When Rose asked if there is another recession on the horizon, Chang said, “The fundamentals are sound. Retail sales are off a bit, they’re a little below the long-term average, but still pretty good. Things look sounds, but the problem is what’s happening on Wall Street. Wall Street is a predictor of economic growth, and it is saying the economy may go into contraction. If people get worried, they stop buying and hiring.”

Hughes asked, “We’ve seen great job growth and recovered very well from the recession, but where is the wage pressure? How does that impact future job growth?” Chang said wage growth has bumped up 2.5%, unemployment is back down under 5%, and seeing the employment market tightening creates wage pressure and starts to lift this factor up. Hughes pressed, “But could we see a recession?” and Chang replied, “The risk is spawning internationally; there’s a risk of getting dragged down by the tail by China and Brazil.”

Rose pointed out that we’re still showing growth, and Chang agreed. “There are a lot of international markets on shaky ground, and that’s the risk. The risks are coming from somewhere else. The risk of concern by consumers is higher.”

Rose summed up, “It seems like there’s a good feeling in the consumer. We’re pretty safe there for now, but we must watch job growth, consumer confidence and global concerns that could make us reevaluate.”

Chang said that consumer confidence is a big thing to watch. However, most markets—even smaller ones—are seeing job growth, which is a good sign. “Core inflation is right around 2.1% without the gas effect. If you add gas back in, core inflation is at 0.7%, which is a positive outlook.”

Rose asked about minimum-wage’s effects and wage growth in retail. Chang said, “We’re really struggling to lift that wage growth back to what we have seen in the past. You have a lot more wage pressure in the skilled workforce and white collar than at entry-level and lower-wage jobs.”

With oil prices below $30 per barrel, inflation should remain low, said Rose, so could we get into a deflationary cycle? Chang said we’re bouncing on that line, and the Fed doesn’t want to go below 0. “The fed doesn’t want to get into a deflationary spiral.”

In terms of retail sales, Chang said we have core retail pushing up, with 21% higher overall retail sales than in the last peak. “Even though we have pressures, at the end of the day, retail consumption is remaining pretty solid.”

Hughes said the cost of capital into the sector has been stable. “We were predicting the 10-Year Treasury yield to be around 1.85% to 2.6%, but now we’re not sure we’ll get to that level; we’re now at 1.75%.”

Rose asked, with so many loans maturing over the next year or two, what guidance can be given to investors? Hughes said, “Things are looking pretty good. Not too many years ago, we were all concerned about this massive amount of maturities, but not now.” He said many investors are selling, and while there is a lot of debt coming due this year from that 2006 debt surge, “I don’t see a problem in the marketplace with most of that being refinanced, and the cost of debt is going to fall.” Rose pointed out that in the retail space, these maturities are not expected to be much of a problem.

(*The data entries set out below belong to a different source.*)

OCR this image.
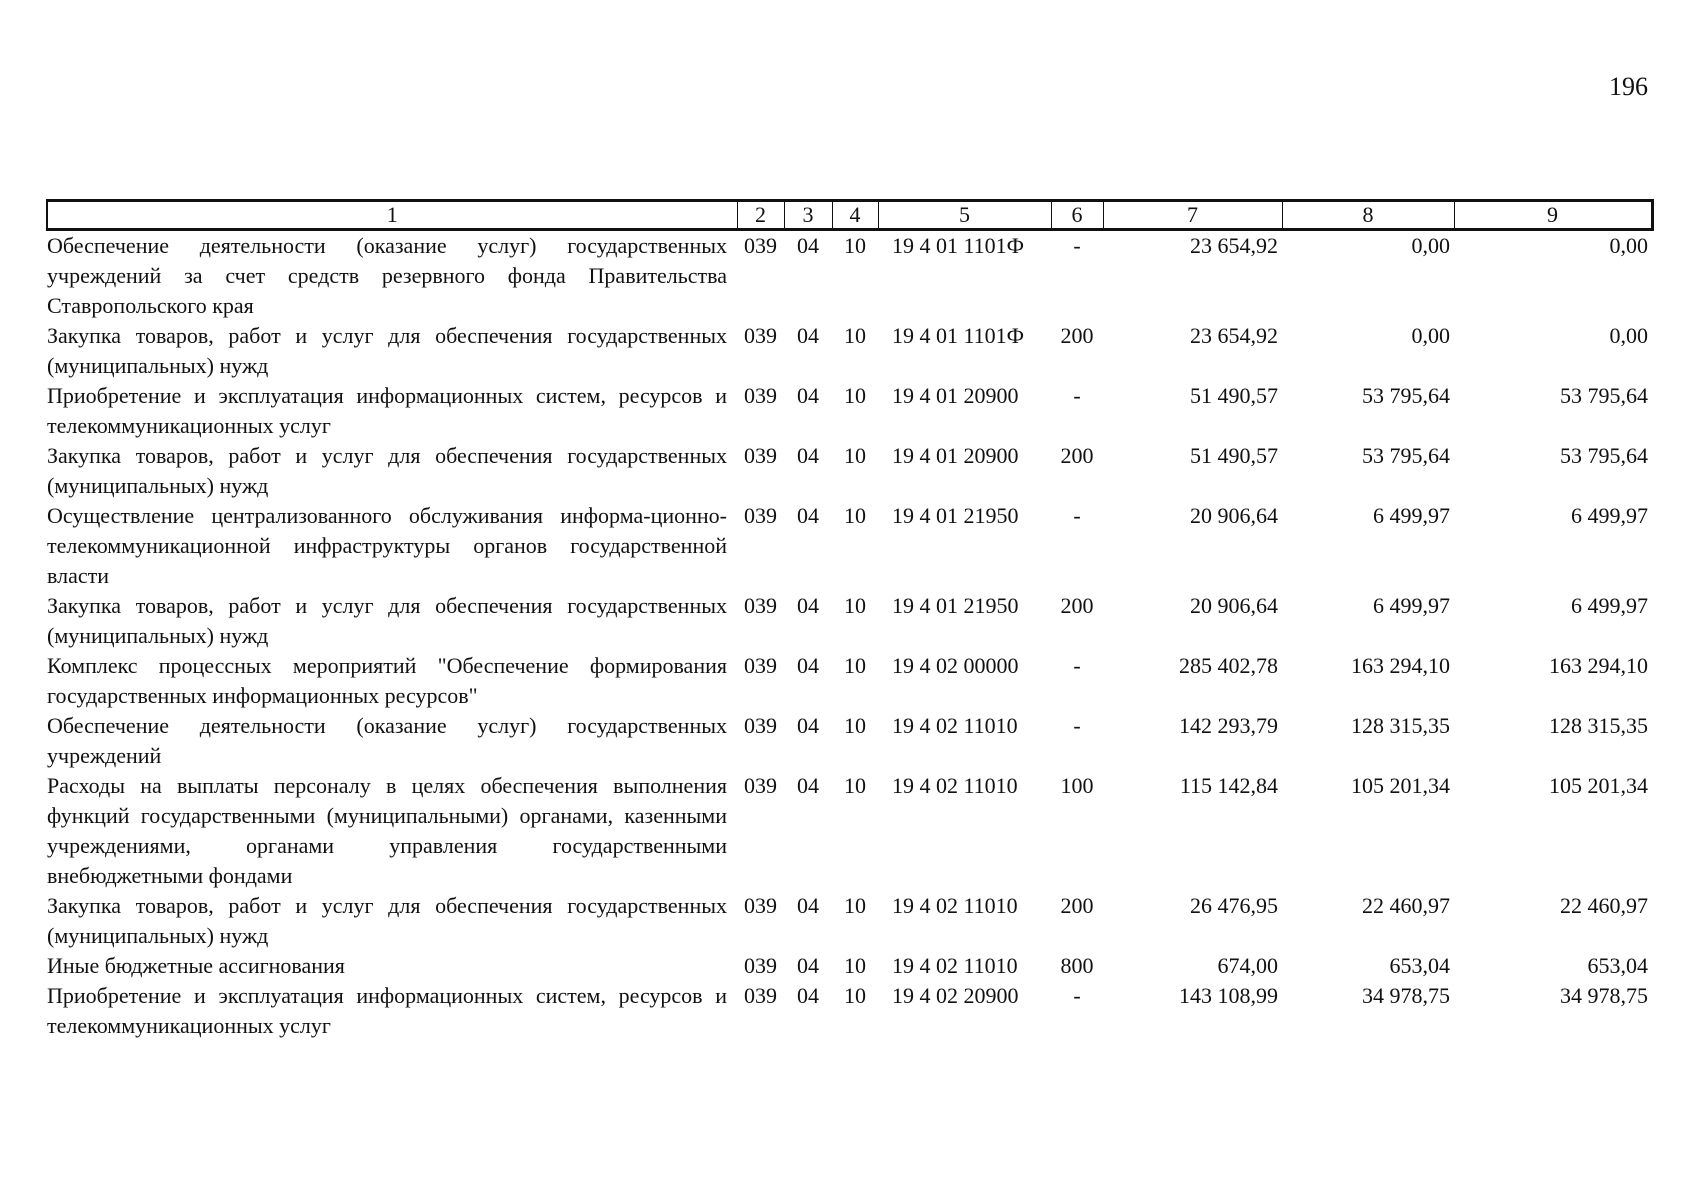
196
1	2	3	4	5	6	7	8	9
Обеспечение деятельности (оказание услуг) государственных учреждений за счет средств резервного фонда Правительства Ставропольского края	039	04	10	19 4 01 1101Ф	-	23 654,92	0,00	0,00
Закупка товаров, работ и услуг для обеспечения государственных (муниципальных) нужд	039	04	10	19 4 01 1101Ф	200	23 654,92	0,00	0,00
Приобретение и эксплуатация информационных систем, ресурсов и телекоммуникационных услуг	039	04	10	19 4 01 20900	-	51 490,57	53 795,64	53 795,64
Закупка товаров, работ и услуг для обеспечения государственных (муниципальных) нужд	039	04	10	19 4 01 20900	200	51 490,57	53 795,64	53 795,64
Осуществление централизованного обслуживания информа-ционно-телекоммуникационной инфраструктуры органов государственной власти	039	04	10	19 4 01 21950	-	20 906,64	6 499,97	6 499,97
Закупка товаров, работ и услуг для обеспечения государственных (муниципальных) нужд	039	04	10	19 4 01 21950	200	20 906,64	6 499,97	6 499,97
Комплекс процессных мероприятий "Обеспечение формирования государственных информационных ресурсов"	039	04	10	19 4 02 00000	-	285 402,78	163 294,10	163 294,10
Обеспечение деятельности (оказание услуг) государственных учреждений	039	04	10	19 4 02 11010	-	142 293,79	128 315,35	128 315,35
Расходы на выплаты персоналу в целях обеспечения выполнения функций государственными (муниципальными) органами, казенными учреждениями, органами управления государственными внебюджетными фондами	039	04	10	19 4 02 11010	100	115 142,84	105 201,34	105 201,34
Закупка товаров, работ и услуг для обеспечения государственных (муниципальных) нужд	039	04	10	19 4 02 11010	200	26 476,95	22 460,97	22 460,97
Иные бюджетные ассигнования	039	04	10	19 4 02 11010	800	674,00	653,04	653,04
Приобретение и эксплуатация информационных систем, ресурсов и телекоммуникационных услуг	039	04	10	19 4 02 20900	-	143 108,99	34 978,75	34 978,75
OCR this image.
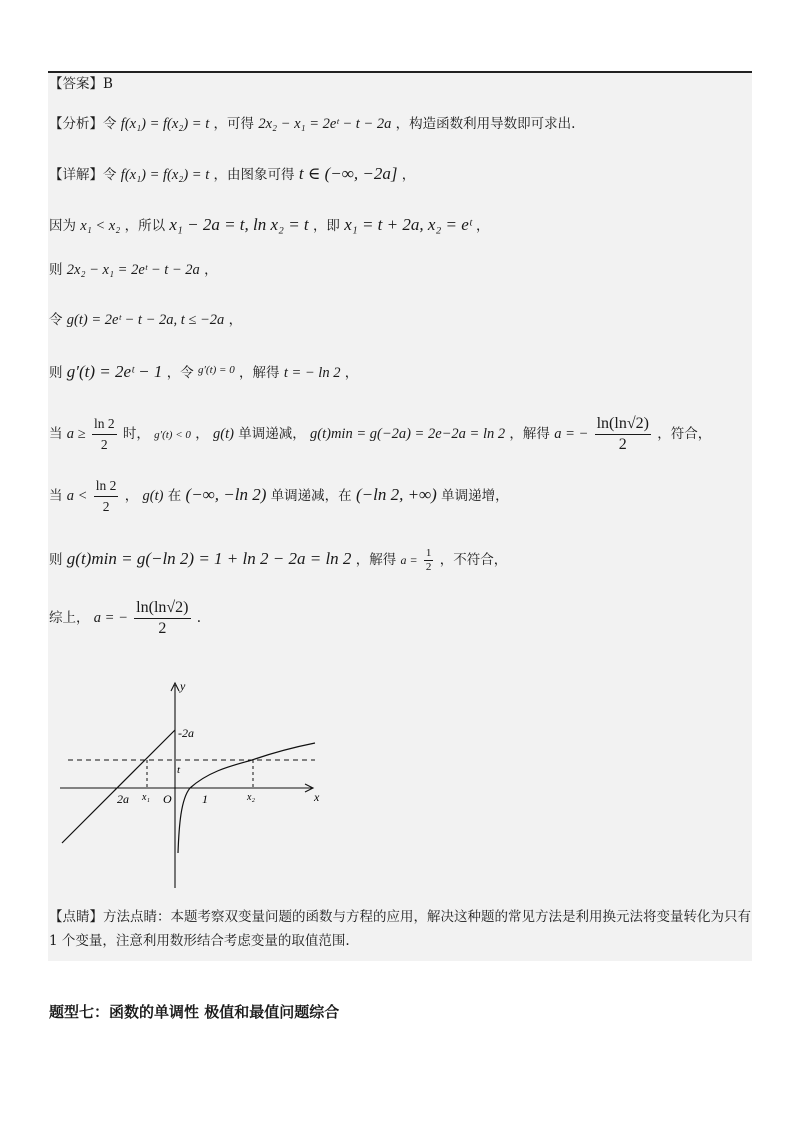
【答案】B
【分析】令 f(x₁) = f(x₂) = t ，可得 2x₂ − x₁ = 2eᵗ − t − 2a ，构造函数利用导数即可求出.
【详解】令 f(x₁) = f(x₂) = t ，由图象可得 t ∈ (−∞, −2a] ，
因为 x₁ < x₂ ，所以 x₁ − 2a = t, ln x₂ = t ，即 x₁ = t + 2a, x₂ = eᵗ ，
则 2x₂ − x₁ = 2eᵗ − t − 2a ，
令 g(t) = 2eᵗ − t − 2a, t ≤ −2a ，
则 g′(t) = 2eᵗ − 1 ，令 $^{g'(t) = 0}$ ，解得 t = − ln 2 ，
当 $a \ge \frac{\ln 2}{2}$ 时， g′(t) < 0 ， g(t) 单调递减， g(t)min = g(−2a) = 2e−2a = ln 2 ，解得 a = − $\frac{\ln(\ln√2)}{2}$ ，符合，
当 $a < \frac{\ln 2}{2}$ ， g(t) 在 (−∞, −ln 2) 单调递减，在 (−ln 2, +∞) 单调递增，
则 g(t)min = g(−ln 2) = 1 + ln 2 − 2a = ln 2 ，解得 $a = \frac{1}{2}$ ，不符合，
综上， a = − $\frac{\ln(\ln√2)}{2}$ .
y
x
-2a
t
2a x₁ O	1	x₂
【点睛】方法点睛：本题考察双变量问题的函数与方程的应用，解决这种题的常见方法是利用换元法将变量转化为只有 1 个变量，注意利用数形结合考虑变量的取值范围.
题型七：函数的单调性 极值和最值问题综合
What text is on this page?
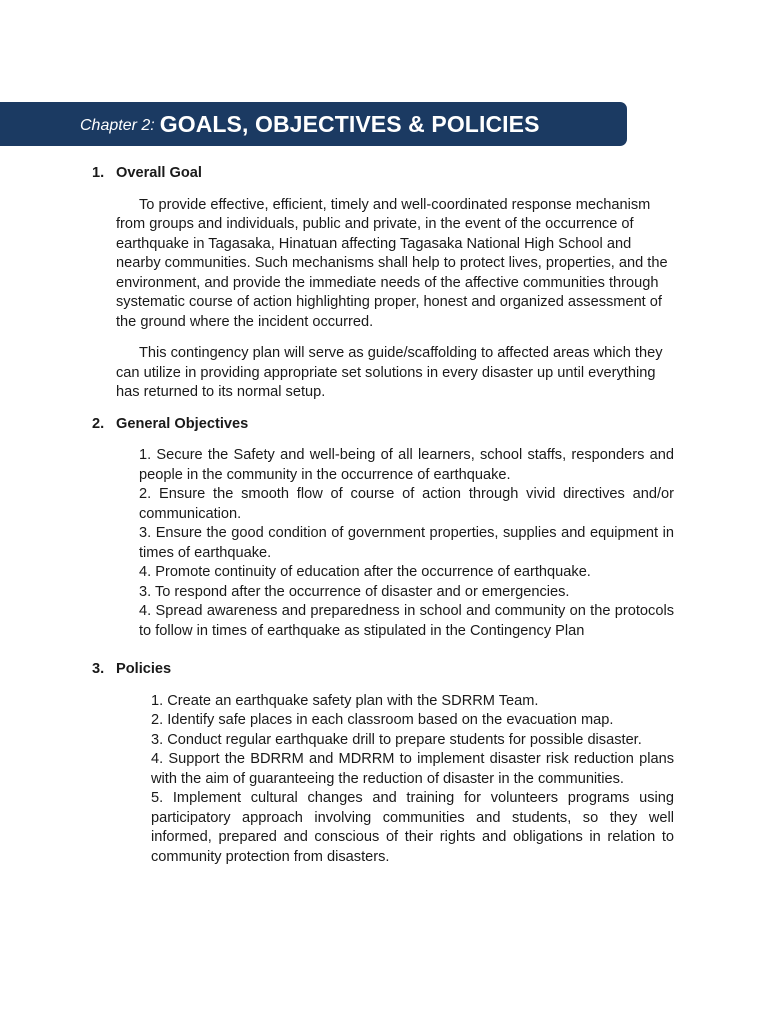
Chapter 2: GOALS, OBJECTIVES & POLICIES
1. Overall Goal
To provide effective, efficient, timely and well-coordinated response mechanism from groups and individuals, public and private, in the event of the occurrence of earthquake in Tagasaka, Hinatuan affecting Tagasaka National High School and nearby communities. Such mechanisms shall help to protect lives, properties, and the environment, and provide the immediate needs of the affective communities through systematic course of action highlighting proper, honest and organized assessment of the ground where the incident occurred.
This contingency plan will serve as guide/scaffolding to affected areas which they can utilize in providing appropriate set solutions in every disaster up until everything has returned to its normal setup.
2. General Objectives
1. Secure the Safety and well-being of all learners, school staffs, responders and people in the community in the occurrence of earthquake.
2. Ensure the smooth flow of course of action through vivid directives and/or communication.
3. Ensure the good condition of government properties, supplies and equipment in times of earthquake.
4. Promote continuity of education after the occurrence of earthquake.
3. To respond after the occurrence of disaster and or emergencies.
4. Spread awareness and preparedness in school and community on the protocols to follow in times of earthquake as stipulated in the Contingency Plan
3. Policies
1. Create an earthquake safety plan with the SDRRM Team.
2. Identify safe places in each classroom based on the evacuation map.
3. Conduct regular earthquake drill to prepare students for possible disaster.
4. Support the BDRRM and MDRRM to implement disaster risk reduction plans with the aim of guaranteeing the reduction of disaster in the communities.
5. Implement cultural changes and training for volunteers programs using participatory approach involving communities and students, so they well informed, prepared and conscious of their rights and obligations in relation to community protection from disasters.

Regarding lender availability, Chang said he is seeing good availability from the banks. “Overall, there is some really good momentum and a wide range of lenders. “LTV has really been contained; we’re staying close in on the long-term average.” Rose said that in 2007/2008, CMBS almost evaporated, but is now strong again.”

Hughes said, “Retail is kind of the new darling; it has really come around, and lenders are more comfortable with it.” He added that everybody plays a different niche.  “All of these lenders tend to fulfill the full spectrum of needs: primary, secondary, tertiary, anchored retail, shadow-anchored retail. As long as they maintain their underwriting standards—and they are.”